Despite the name, The Bruces is basically a one-man show. Alex McManus, who is more visible as a guitarist/violinist in both Lambchop and Vic Chesnutt’s touring band, fittingly splits his time between Nashville and Athens. He’s also spent a fair bit of time in Omaha, Nebraska, where he joined the scenelet clustered around Simon Joyner and his Sing! Eunuchs label. (McManus plays violin on several of Joyner’s records.)
A versatile songwriter, a strong singer and an unusually accomplished acoustic guitarist (by current indie standards), McManus is notoriously reluctant to perform or release his own material. Legend has it that the Family Day cassette was assembled from privately circulated tapes by Sing! Eunuchs’ Joyner and Chris Deden while McManus was out of town — he had promised them a release but hadn’t finished the project. (The band name may be their invention as well.) Regardless, Family Day is no half-assed hodgepodge, but a well-chosen collection with an appealingly unpretentious feel. His voice, which has an appealingly bluesy scratch to it, recalls Peter Holsapple’s when there was still some artsy mixed in with the rootsy. A few of the songs (notably, “The Lack Of…”) don’t seem complete despite strong sections, but the bulk shine through the work-in-progress aura. The lyrics range from slices of life to tortured-relationship stuff (“Handgun Demonstration”), with a penchant for science-themed jokes. The title track, “Club Delmar” and “Melt Away” approach talking blues, with McManus narrating family dysfunctions, barroom scenes and chance encounters (“You look like my best friend from second grade/I said, ‘I’m sorry I am not him’/And then he melted away”) in a loosely melodic manner before breaking into simple, full-throated refrains. “Capillary Action” and “Y Is an X” are more tightly constructed; McManus’ tricky, even dissonant, chord choices and insistent strum suggest that some were meant to have full band arrangements. All told, Family Day contains some of the best songwriting released through co-called lo-fi channels in the ’90s.
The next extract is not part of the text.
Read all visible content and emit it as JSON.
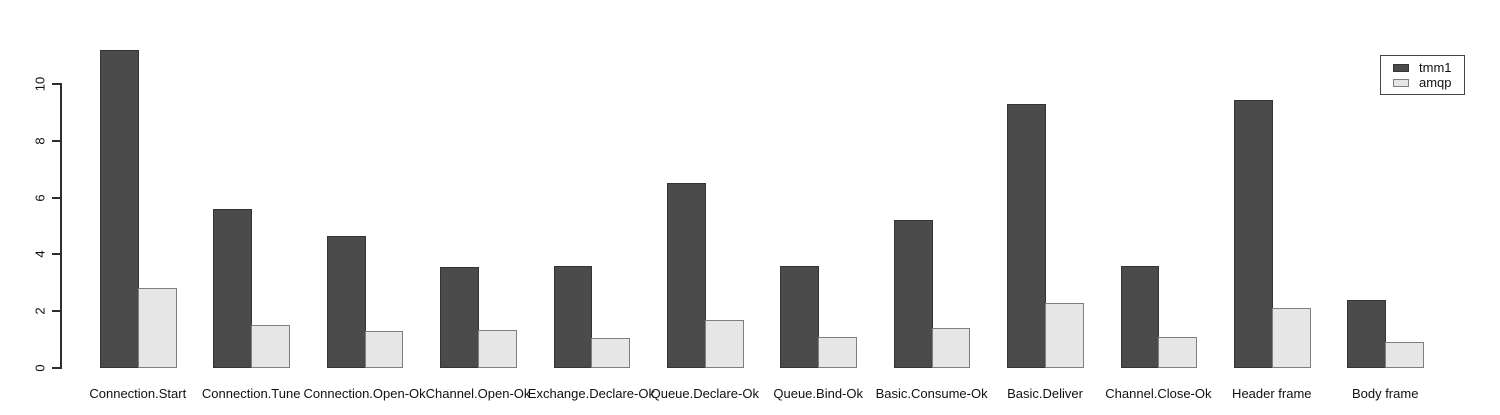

The vinyl-only Hialeah Pink is as accomplished as its predecessor, though slightly less revelatory, perhaps because it was actually made to be released. It’s still based around McManus’ guitar and voice, but he also adds his own violin overdubs (sometimes pretty, but John Cale-ish on “Gasoline), female harmonies and unobtrusive percussion. The passive-aggressive love songs (“Easy”) and premature suicide notes (“Aspirin”) are again present, but the highlight is “Hialeah,” which superimposes a spoken vocal (Angie Grass) playing tour guide through a blasted Southern landscape (“junkyard…cement store…Jesus Saves”) over what might be pedal steel and McManus’ longing for the next train out, “with a whistle like a hymn and a trusty engine.”